‘Reasonable’ doubts spark second Kathleen Folbigg inquiry

Kathleen Folbigg said she grieved for her children and "I miss them and love them terribly".

Kathleen Folbigg said she grieved for her children and "I miss them and love them terribly". Photo: AAP

An inquiry into Kathleen Folbigg’s convictions for the deaths of her four children has heard a “reasonable hypothesis” could cast doubt on her guilt.

Experts are expected to give conflicting evidence on newly identified genetic variants and her diaries used at trial.

Folbigg was convicted in 2003 for the manslaughter of her son Caleb, and the murder of her other son Patrick and two daughters Sarah and Laura.

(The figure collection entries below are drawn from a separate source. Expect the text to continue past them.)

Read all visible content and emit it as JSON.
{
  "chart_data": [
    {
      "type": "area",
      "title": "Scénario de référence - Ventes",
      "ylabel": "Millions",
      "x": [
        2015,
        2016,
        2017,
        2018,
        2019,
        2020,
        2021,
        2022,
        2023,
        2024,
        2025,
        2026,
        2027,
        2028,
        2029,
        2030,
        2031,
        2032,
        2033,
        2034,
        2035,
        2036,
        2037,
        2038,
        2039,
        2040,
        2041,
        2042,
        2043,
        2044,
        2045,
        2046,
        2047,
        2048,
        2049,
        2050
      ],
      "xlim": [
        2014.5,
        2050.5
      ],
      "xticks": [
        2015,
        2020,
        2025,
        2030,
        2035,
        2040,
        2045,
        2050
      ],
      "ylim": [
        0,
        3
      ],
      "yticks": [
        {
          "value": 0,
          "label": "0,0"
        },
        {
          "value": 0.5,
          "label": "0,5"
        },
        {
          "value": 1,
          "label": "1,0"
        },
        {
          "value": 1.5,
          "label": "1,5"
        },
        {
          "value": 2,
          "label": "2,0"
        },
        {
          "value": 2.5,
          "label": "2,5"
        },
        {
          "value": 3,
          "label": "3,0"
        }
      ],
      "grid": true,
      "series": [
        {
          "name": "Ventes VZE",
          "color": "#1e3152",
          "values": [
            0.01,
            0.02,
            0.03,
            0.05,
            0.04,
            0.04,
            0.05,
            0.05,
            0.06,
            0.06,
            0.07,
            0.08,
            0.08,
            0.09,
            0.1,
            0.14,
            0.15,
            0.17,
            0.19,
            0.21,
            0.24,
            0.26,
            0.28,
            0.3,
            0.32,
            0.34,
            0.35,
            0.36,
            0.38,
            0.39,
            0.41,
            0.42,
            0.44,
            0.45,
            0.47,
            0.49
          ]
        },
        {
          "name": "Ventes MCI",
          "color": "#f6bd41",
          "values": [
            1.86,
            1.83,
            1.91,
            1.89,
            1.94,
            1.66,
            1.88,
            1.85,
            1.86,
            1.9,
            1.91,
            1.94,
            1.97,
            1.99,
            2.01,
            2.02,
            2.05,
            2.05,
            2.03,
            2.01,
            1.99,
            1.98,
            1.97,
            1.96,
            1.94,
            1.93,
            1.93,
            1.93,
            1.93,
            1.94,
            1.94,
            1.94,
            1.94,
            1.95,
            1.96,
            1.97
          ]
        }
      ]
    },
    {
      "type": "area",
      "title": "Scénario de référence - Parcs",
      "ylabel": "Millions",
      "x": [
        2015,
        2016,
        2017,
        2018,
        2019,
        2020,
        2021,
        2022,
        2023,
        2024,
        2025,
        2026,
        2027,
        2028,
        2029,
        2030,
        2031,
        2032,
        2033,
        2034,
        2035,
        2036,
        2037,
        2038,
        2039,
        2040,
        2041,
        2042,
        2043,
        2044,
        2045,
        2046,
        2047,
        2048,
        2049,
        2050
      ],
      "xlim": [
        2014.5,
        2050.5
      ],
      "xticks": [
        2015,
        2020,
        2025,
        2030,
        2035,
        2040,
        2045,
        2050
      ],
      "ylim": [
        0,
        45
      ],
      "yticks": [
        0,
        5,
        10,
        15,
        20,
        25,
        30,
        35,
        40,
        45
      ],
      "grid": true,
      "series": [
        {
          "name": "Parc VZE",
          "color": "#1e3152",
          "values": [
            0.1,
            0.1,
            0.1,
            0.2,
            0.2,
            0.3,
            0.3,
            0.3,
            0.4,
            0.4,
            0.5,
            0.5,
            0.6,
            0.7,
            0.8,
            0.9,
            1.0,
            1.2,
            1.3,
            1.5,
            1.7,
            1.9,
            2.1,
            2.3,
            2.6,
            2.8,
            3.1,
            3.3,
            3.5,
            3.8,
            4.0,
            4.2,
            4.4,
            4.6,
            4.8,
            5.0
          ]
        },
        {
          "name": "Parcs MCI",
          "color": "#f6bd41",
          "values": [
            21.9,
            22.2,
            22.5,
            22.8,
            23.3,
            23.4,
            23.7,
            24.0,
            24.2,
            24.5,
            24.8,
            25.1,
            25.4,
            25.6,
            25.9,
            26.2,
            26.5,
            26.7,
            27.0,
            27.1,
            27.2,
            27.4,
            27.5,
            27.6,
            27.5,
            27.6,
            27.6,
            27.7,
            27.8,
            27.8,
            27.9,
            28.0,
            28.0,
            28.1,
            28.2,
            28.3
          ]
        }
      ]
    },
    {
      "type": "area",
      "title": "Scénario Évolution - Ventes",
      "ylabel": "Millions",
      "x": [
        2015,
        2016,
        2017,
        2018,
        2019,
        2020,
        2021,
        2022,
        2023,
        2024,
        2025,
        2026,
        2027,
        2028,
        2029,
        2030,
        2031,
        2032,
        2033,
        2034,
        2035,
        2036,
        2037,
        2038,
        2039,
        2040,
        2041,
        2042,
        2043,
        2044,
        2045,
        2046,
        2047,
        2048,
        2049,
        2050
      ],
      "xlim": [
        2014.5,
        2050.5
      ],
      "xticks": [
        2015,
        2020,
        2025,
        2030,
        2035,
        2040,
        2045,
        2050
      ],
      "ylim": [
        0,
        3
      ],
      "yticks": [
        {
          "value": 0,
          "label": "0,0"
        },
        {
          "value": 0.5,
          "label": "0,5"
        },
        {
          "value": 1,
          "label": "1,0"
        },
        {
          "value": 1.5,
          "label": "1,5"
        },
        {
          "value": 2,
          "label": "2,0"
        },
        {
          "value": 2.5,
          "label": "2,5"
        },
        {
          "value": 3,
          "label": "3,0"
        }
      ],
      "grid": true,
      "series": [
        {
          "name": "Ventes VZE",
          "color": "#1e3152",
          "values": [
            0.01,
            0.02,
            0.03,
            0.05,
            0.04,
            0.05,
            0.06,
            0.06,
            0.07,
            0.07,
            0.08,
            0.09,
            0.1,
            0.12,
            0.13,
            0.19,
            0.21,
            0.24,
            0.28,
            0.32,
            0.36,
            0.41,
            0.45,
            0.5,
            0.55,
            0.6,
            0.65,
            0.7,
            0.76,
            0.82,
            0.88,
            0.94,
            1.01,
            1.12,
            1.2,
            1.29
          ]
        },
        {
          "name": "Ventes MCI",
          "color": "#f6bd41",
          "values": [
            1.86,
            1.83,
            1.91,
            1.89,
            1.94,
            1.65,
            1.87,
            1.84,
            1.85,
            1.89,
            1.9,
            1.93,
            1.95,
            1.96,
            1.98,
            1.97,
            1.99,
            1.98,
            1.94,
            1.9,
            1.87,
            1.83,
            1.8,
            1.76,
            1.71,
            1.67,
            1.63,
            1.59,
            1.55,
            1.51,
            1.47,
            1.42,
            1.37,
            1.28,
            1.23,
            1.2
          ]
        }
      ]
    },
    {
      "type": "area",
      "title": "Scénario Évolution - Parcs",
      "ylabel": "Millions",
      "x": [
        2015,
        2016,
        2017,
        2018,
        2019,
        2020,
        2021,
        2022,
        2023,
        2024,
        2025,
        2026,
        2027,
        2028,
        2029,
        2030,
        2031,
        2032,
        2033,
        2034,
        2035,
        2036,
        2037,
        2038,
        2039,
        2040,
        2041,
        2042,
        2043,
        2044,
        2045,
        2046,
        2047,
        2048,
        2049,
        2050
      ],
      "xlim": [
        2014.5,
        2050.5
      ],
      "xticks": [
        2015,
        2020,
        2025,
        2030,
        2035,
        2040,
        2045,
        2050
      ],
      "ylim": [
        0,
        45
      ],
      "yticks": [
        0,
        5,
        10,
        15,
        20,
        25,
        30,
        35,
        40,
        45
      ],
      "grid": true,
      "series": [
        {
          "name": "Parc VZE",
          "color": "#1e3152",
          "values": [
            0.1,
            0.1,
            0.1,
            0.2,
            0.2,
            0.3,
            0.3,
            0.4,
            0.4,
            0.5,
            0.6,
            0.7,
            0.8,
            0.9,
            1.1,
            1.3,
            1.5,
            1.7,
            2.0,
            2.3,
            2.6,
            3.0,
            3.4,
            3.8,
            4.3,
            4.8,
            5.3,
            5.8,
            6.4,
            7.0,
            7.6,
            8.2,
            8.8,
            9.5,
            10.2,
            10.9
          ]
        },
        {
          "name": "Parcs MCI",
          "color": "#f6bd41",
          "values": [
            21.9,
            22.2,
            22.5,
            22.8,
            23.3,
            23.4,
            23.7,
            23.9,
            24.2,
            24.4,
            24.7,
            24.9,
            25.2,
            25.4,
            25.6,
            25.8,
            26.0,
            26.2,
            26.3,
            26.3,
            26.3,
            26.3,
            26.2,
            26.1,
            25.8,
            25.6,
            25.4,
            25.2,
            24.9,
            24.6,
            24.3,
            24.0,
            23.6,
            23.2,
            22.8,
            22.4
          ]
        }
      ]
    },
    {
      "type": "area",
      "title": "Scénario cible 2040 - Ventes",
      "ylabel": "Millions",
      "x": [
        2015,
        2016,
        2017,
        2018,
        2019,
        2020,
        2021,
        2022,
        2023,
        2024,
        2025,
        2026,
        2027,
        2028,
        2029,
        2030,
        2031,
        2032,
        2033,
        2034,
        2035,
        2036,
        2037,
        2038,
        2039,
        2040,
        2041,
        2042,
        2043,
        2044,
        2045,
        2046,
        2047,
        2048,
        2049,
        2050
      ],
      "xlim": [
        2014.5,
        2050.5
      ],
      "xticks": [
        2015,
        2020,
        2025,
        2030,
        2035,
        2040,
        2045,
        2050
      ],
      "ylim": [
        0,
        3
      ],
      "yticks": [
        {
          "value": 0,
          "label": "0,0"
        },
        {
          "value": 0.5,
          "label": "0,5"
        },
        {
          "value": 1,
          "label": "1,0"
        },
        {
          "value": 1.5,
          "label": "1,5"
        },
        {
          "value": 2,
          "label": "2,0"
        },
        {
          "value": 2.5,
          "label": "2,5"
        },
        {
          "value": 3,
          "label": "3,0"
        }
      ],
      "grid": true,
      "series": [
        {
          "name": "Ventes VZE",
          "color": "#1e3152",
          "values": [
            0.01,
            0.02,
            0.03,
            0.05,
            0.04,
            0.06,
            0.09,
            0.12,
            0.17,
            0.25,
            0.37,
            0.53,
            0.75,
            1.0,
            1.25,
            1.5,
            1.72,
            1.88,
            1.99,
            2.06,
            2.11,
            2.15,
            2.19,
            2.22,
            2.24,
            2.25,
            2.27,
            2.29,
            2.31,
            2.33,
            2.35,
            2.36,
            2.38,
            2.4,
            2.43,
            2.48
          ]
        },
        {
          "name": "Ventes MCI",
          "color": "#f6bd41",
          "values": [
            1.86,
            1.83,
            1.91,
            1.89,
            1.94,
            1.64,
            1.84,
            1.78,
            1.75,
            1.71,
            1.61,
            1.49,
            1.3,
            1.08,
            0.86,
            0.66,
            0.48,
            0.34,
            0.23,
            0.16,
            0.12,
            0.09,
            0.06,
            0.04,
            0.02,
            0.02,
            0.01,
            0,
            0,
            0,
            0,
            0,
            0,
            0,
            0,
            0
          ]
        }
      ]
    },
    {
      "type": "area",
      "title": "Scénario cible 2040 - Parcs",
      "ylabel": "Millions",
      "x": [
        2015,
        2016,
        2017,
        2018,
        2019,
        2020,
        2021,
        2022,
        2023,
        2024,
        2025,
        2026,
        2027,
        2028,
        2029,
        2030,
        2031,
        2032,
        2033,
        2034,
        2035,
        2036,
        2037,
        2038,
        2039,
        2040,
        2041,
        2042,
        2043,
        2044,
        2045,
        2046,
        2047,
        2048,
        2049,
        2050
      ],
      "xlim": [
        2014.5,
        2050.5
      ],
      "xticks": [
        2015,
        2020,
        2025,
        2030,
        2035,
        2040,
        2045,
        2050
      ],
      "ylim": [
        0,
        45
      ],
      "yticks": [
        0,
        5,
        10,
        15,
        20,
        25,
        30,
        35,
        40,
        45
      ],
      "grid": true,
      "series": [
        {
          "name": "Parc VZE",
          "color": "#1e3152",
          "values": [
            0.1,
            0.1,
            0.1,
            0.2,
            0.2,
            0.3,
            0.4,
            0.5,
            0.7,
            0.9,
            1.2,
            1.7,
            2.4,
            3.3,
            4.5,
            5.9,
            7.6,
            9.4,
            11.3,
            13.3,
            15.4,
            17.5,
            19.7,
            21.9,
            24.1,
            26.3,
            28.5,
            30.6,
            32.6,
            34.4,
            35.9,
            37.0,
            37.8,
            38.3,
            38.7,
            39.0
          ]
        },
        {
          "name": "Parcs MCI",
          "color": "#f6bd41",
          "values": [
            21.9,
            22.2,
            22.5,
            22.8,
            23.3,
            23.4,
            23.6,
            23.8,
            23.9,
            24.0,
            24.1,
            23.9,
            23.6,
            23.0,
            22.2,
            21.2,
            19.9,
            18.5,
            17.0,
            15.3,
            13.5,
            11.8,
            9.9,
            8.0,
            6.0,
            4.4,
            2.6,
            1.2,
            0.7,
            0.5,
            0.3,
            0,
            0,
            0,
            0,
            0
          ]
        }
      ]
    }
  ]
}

The children died separately over a decade, aged between 19 days and 18 months old.

Folbigg’s convictions were subject to an inquiry conducted by former NSW District Court chief judge Reg Blanch in July 2019 which concluded her guilt was “even more certain”.

NSW Governor Margaret Beazley ordered a fresh inquiry in May following a petition from scientists after the emergence of new evidence around genetic variants identified in Folbigg and her children.

Former chief justice Tom Bathurst KC has been tasked with forming a view about whether there is any reasonable doubt about Folbigg’s guilt.

Professors Mette Nyegaard and Michael Toft Overgaard, two Danish researchers who first made the “extremely surprising” discovery that genetic variants could effect production of the calcium-binding protein calmodulin, previously told the inquiry it was likely the genetic mutation could have caused the death of Sarah and Laura.

The inquiry sat for two days in November and resumed on Monday.

Counsel assisting the inquiry, Sophie Callan SC, said other genetic experts giving evidence this week will tell the inquiry the variant identified in Folbigg and her two daughters could be a likely cause of infant deaths.

All four children, but not their mother, also carried another genetic variant, identified in 2018, which could be an aggravating factor in cardiac death, experts will tell the inquiry.

Cardiovascular experts will raise doubts about the calmodulin-affecting variant’s ability to cause disease or death, and its significance.

“The fact a carrier, Kathleen Folbigg, is alive and healthy suggests it is benign,” Ms Callan said on Monday, summarising the expected expert evidence.

She said no witness is expected to give definitive evidence about the causes of death and Mr Bathurst will have to exercise judgment.

“There’s, even on this evidence, whichever way you look at it, a reasonable hypothesis inconsistent with guilt?” Mr Bathurst asked the counsel assisting.

“Yes Your Honour, in my submission that is the effect of the evidence,” Ms Callan said.

The Danish researchers returned to give further evidence on Monday, addressing some issues identified by other experts yet to appear.

Professor Overgaard said there had been “some reluctance” from others to rely on their analysis conducted in November, however the pair have not altered their previously expressed opinions.

Professor Nyegaard said another witness had miscited past work, where a variant was identified in one patient, and its link to a disease verified through a separate patient.

“This is kind of the gold standard with genetic studies so I think he just maybe didn’t read the full paper,” Professor Nyegaard said.

The inquiry will also consider Folbigg’s diaries, which Ms Callan said were relied upon at her trial as admissions of guilt.

“(Folbigg) squarely challenges that characterisation,” Ms Callan said.

Experts will give evidence the content of Folbigg’s diaries could be explained by complex PTSD and other mood disorders, however not all of them agree she satisfies the criteria for diagnosis.

Folbigg was originally sentenced to 40 years in prison, which was reduced on appeal to 30 years with a non-parole period of 25.

She is not eligible for parole until 2028.